Inflation Concerns Continue as There are Twice as Many Job Openings as Available Workers

Despite a big push from the US government to combat inflation, the labor market remains tight. According to a report, this week, from the Bureau of Labor Statistics, there were almost one million more job openings last month than they had expected.

Specifically, the data shows July posted 11.24 million available positions, significantly besting the 10.3 million that had been estimated (as described in the JOLTS Report—Job Openings and Labor Turnover Survey—from FactSet). This total came out to be roughly 200,000 more than the 11.04 million registered in June, revised from 10.7, which was originally reported.

These numbers reinforce the persistent trend that the US has the issue of more available positions than there are available workers. As a matter of fact, the ratio of jobs to workers is 2-to-1. This, of course, would traditionally be considered an inflation indicator, as employers now must offer more competitive compensation to entice what few workers are still available; and at a time when basic prices are already rising at nearly the fastest rate in at least the last four decades.

Another way to look at this is the hiring and job retention rate(s). In July, hiring fell to 6.38 million. On the other hand, workers quitting their jobs also fell—by 4.18 million—indicating that not only are there fewer workers available to fill all the open positions, but those who are employed are satisfied with their current job. While this 2.7 percent quitting rate is down one-tenth of a percentage point, it is still relatively high, historically.
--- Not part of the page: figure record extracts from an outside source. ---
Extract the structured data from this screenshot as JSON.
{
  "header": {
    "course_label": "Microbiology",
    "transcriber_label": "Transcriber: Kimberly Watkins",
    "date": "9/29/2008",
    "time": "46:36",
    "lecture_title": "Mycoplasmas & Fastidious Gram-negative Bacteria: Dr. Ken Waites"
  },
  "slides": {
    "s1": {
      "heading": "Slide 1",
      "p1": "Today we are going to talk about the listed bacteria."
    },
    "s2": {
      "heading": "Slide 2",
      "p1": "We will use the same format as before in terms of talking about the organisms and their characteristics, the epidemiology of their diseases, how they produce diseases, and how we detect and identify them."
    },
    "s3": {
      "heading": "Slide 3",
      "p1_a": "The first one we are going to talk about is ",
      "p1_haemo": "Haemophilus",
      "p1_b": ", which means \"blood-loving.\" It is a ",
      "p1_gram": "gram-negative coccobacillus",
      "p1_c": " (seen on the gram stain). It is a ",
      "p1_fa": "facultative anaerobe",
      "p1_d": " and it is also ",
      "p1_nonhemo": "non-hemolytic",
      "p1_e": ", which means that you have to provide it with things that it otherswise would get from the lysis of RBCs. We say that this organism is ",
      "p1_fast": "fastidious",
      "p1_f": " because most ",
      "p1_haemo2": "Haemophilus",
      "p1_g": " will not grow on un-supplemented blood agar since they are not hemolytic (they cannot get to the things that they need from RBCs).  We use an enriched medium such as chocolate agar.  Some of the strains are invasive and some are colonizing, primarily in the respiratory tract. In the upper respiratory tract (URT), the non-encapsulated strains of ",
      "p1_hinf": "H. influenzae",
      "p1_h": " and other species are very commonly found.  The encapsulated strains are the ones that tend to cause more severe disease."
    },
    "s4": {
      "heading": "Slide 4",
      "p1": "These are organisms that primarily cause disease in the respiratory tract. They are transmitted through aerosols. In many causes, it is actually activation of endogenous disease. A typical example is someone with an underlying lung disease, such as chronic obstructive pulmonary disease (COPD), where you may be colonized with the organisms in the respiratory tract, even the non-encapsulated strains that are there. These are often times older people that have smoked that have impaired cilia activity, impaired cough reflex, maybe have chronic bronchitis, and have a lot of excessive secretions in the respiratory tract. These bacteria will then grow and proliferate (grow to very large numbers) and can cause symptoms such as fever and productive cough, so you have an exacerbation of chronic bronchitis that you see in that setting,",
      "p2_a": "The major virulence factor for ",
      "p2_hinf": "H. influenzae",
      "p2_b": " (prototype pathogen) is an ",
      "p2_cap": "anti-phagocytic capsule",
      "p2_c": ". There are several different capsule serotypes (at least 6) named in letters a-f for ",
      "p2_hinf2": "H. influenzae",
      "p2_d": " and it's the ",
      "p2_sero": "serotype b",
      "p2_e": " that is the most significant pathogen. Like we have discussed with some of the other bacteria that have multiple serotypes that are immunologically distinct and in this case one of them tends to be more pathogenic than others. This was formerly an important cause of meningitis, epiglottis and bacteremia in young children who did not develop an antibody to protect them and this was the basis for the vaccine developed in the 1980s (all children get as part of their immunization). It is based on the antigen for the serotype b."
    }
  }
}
It is important to note that the Federal Reserve closely watches the JOLTS numbers as a way to track hiring numbers. And while the release of the report, this week, is definitely telling, it came three days before the release of nonfarm payrolls for August. That means the numbers could change in a matter of days.

Accordingly, Fed Chairman Jerome Powell noted, at last month’s meeting that the labor market is, indeed, very tight. He went on to advise that–while certainly not ideal–if persistent rate hikes were to continue it could help soften some of the stiffer conditions of the present labor market.

Such outcomes, however, are “likely necessary to restore price stability,” he adds. Furthermore, he explains, this could establish a strong push towards maximizing employment and, eventually, price stability across the economy.